For many first time viewers, Aparna Sen's ``36, Chowringhee Lane'' was a revelation of what was achieved 23 years ago in a low budget, off beat production. Documentarist R. Buvana said, ``Some men did remark that Sen could have avoided scenes of sexual intimacy. But what was important was that the old women whom the lovers betray saw something tender and spontaneous in it, and what a wonderful performance by Jennifer Kapoor!
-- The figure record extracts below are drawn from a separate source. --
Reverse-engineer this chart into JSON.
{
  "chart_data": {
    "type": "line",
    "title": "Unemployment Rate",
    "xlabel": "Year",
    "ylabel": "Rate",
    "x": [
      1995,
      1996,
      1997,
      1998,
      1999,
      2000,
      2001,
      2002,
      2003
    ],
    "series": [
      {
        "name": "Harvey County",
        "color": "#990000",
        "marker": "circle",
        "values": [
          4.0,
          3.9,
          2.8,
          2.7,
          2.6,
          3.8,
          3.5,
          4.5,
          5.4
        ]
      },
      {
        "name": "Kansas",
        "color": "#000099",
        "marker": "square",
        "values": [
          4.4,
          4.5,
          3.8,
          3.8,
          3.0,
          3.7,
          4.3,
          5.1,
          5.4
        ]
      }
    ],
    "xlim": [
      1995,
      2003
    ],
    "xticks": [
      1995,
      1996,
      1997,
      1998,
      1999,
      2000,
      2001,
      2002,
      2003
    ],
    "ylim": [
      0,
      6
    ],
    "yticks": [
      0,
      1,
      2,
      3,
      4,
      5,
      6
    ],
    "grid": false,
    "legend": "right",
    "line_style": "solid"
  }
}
In fact the entire film scared me by showing how natural human interactions can be on the screen, and how far we have to go as film makers to achieve it, and whether we can ever get audience empathy for such portrayals in this part of the country.''
Vera Chytilova's ``Daisies" (Czech Republic) had a strong appeal for poet Kuttirevathi, where two young women, Marie I and Marie II, engage in endless pranks to combat boredom in a sterile society. `` `Daisies' says everything visually, and without a conventional narrative line. Abstract, absurdist and political, nevertheless communicative.'' Jane Campion's ``Sweetie'' (Australia) attracted her with its theme of the painfully thin and miserably fat sisters.''
A family summer interlude in a torpid country house, the sluggish ''Swamp'' (Lucretia Martel, Argentina), had few takers. But Samira Makhmalbaf's ''Apple'' proved gripping. Combining documentary and feature in a realist-expressionist venture, Samira painted a graphic picture of how women are perceived in a hidebound theocratic society. The `male gaze' acquires new meanings with the frail, bespectacled father guarding his blind, foul-mouthed wife and twin daughters by locking them in the house. ``Girls are flowers, they will wither under the sun,'' is how he justifies imprisonment to the social worker who demands that the children must be free to roam in the outside world. How can he agree when the `sun' enters even his own yard in the form of boys who jump in and out as they play? The spare screenplay fascinates by using words to mean things other than their literal import. Samira's empathy is not only with the deprived girls but also with the destitute father who prays for death. How can he be blamed for ignorance? The mother too must emerge from seclusion and taste the fruit of knowledge.